In the absence of a family history of MFS:

  1. Aortic root Z-score ≥ 2 AND ectopia lentis
  2. Aortic root Z-score ≥ 2 AND an FBN1 mutation
  3. Aortic root Z-score ≥ 2 AND a systemic score > 7 points
  4. Ectopia lentis AND FBN1 mutation with known aortic pathology

In the presence of a family history of MFS:

  1. Ectopia lentis
  2. Systemic score ≥ 7
  3. Aortic root Z-score ≥ 2

Points for systemic score:

  • Image: Steinberg’s thumb sign (Marfan’s syndrome) – a flexed thumb grasped within a clenched palm protrudes beyond the ulnar border of that hand. By Goopsmirk, License: CC BY-SA 3.0

    Wrist AND thumb sign = 3 (wrist OR thumb sign = 1)

  • Pectus carinatum deformity = 2 (pectus excavatum or chest asymmetry = 1)
  • Hindfoot deformity = 2 (plain pes planus = 1)
  • Dural ectasia = 2
  • Protrusio acetabuli = 2
  • Pneumothorax = 2
  • Reduced upper segment/lower segment ratio AND increased arm/height AND no severe scoliosis = 1
  • Scoliosis or thoracolumbar kyphosis = 1
  • Reduced elbow extension = 1
  • Facial features (3/5) = 1 (dolichocephaly, enophthalmos, down-slanting palpebral fissures, malar hypoplasia, and retrognathia)
  • Skin striae (stretch marks) = 1
  • Myopia > 3 diopters = 1
  • Mitral valve prolapse ¼ = 1

Systemic participation is considered when 7 or more points are reached.

Treatment of Marfan Syndrome

Patients can only be treated individually for symptomatic management, but the most important part is to have regular appointments with ophthalmologists, cardiologists, and orthopedic specialist.

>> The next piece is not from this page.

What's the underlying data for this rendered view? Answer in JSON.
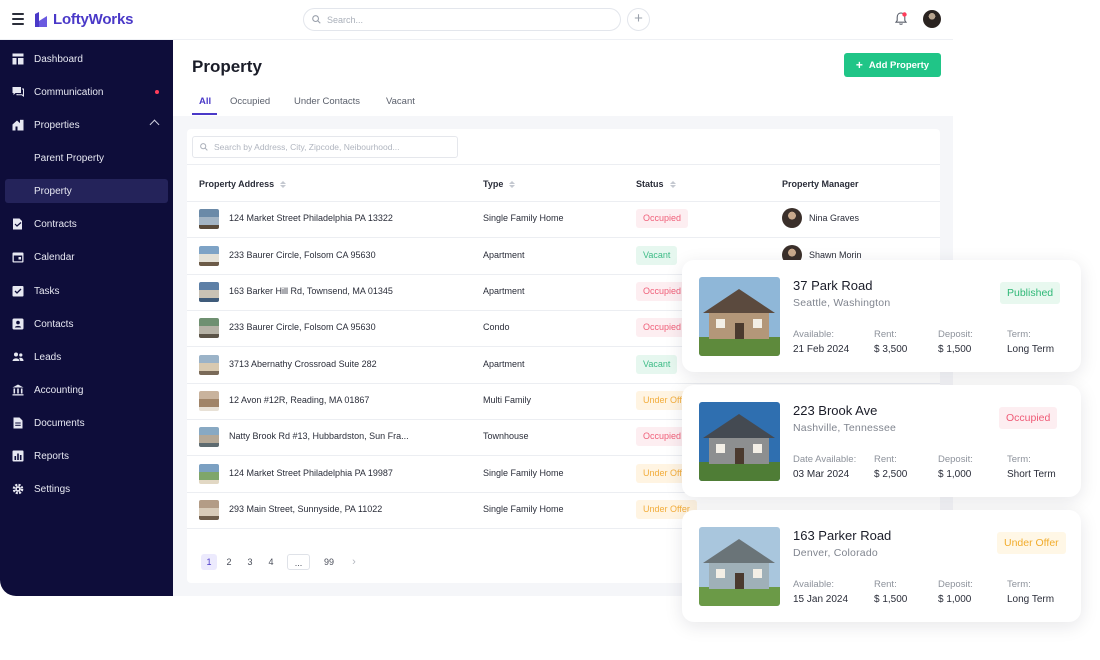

It is crucial to monitor the aortic root diameter which is assessed by an echocardiograph. Prospective and retrospective trials have shown that propanol and atenolol can slow down aortic dilatation, resulting in increased usage of beta-blockers. This also helps prevent cardiac surgery.

Life expectancy for patients with MFS has increased in the past few years. This is mainly attributed to cardiac surgery to prevent rupture and dissection of the aorta.

Multidisciplinary therapy

  • Cardiology, genetics, ophthalmology, orthopedics, and cardiothoracic surgery
  • Follow with echocardiography
  • Beta-blockers
  • Angiotensin 2 inhibitors/transforming growth factor-beta inhibitors
  • Strict blood pressure control
  • Aortic graft for aortic dilation > 5 cm
  • Avoid caffeine, stimulants, and heavy exercise
  • Treat scoliosis


The vital factors in the management of MFS are:

  • Diagnosis
  • Monitoring of aortic aneurysm and cardiac valves
  • Cardiovascular surgical intervention when the aortic root area/body height ratio becomes abnormal
  • Early diagnosis and surgical management of acute aortic dissection
  • Beta-blocker control cardiovascular issues and surgery when indicated.

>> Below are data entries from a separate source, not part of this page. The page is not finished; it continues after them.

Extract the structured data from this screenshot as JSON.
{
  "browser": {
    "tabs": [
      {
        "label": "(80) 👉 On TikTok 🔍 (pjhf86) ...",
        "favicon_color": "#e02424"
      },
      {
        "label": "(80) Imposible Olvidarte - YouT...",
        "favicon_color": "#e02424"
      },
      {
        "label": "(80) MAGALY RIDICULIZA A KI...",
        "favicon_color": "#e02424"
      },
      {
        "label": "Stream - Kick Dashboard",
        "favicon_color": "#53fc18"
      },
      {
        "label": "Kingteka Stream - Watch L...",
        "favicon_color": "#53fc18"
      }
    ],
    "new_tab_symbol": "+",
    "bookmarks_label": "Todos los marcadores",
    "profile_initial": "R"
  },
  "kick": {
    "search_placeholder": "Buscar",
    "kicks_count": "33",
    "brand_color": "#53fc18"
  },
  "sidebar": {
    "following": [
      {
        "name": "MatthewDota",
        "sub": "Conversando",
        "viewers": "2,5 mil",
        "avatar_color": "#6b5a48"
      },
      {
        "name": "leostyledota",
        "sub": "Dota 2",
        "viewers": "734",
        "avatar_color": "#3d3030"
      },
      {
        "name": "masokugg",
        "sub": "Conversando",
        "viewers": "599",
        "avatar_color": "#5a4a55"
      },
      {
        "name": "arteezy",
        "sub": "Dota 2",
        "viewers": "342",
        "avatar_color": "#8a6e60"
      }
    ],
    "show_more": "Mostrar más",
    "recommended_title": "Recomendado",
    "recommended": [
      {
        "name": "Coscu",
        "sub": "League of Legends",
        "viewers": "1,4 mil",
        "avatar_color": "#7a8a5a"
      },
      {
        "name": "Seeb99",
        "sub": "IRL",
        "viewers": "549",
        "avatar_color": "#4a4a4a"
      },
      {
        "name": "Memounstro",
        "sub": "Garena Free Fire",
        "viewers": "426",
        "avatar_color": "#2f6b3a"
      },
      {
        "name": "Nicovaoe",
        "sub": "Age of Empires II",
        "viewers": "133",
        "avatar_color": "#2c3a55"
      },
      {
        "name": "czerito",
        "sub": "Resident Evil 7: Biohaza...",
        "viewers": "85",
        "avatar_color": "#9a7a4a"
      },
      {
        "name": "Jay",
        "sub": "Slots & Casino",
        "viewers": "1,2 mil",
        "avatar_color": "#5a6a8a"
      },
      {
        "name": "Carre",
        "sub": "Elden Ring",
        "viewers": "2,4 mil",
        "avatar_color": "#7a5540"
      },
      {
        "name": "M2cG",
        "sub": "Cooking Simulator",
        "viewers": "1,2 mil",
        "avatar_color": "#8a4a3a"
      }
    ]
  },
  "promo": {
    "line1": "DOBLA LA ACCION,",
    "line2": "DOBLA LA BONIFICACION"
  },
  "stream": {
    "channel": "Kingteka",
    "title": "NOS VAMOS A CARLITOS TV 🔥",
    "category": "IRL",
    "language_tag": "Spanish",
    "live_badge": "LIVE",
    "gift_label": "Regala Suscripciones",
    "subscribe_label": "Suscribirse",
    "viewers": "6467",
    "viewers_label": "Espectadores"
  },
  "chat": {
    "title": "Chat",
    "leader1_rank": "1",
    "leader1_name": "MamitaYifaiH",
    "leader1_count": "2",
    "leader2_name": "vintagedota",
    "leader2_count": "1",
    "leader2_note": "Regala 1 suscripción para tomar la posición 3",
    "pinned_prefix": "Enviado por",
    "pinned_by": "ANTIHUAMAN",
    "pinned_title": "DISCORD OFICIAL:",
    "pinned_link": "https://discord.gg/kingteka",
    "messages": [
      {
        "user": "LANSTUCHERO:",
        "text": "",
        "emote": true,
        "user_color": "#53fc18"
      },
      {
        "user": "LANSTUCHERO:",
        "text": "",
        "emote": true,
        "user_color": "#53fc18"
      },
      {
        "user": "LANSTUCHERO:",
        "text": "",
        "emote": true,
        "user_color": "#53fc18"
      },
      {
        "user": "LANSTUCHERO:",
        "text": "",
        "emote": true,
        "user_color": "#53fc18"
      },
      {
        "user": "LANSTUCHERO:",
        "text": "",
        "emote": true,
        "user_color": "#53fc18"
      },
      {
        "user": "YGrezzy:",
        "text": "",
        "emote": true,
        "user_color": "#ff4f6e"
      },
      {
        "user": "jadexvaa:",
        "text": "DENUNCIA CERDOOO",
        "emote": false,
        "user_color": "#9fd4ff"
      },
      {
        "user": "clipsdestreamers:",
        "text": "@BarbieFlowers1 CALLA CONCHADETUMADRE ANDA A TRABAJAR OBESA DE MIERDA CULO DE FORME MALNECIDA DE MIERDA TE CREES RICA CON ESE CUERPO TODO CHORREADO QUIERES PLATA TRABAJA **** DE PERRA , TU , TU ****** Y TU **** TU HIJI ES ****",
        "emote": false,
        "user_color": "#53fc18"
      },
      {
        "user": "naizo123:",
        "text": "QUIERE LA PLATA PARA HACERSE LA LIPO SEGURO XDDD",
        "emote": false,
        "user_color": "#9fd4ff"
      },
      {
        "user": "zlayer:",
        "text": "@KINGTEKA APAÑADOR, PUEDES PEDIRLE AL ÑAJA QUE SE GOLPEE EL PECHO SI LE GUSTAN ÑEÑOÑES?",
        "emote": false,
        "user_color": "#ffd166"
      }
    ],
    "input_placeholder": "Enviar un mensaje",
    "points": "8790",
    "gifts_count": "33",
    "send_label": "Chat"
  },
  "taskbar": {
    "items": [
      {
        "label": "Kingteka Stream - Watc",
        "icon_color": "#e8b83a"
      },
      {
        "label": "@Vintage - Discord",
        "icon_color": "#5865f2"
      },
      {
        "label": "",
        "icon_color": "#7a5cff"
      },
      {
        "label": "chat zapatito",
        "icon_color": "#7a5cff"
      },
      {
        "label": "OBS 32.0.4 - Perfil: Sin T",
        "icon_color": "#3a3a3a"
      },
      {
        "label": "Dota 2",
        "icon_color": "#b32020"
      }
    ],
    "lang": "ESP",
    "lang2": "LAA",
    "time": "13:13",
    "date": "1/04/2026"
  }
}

During pregnancy – Aortic dissection or rupture may occur when the aortic diameter becomes abnormal. A multidisciplinary approach is recommended.

Pulmonary – Pneumothorax may occur. Lung expansion may be restricted due to pectus excavatum or scoliosis. MFS increases the risk of sleep apnea.

Orthodontic – Maxillary narrowing resulting in the high-vaulted palate and mandibular retrognathia resulting in malocclusion is the most common feature.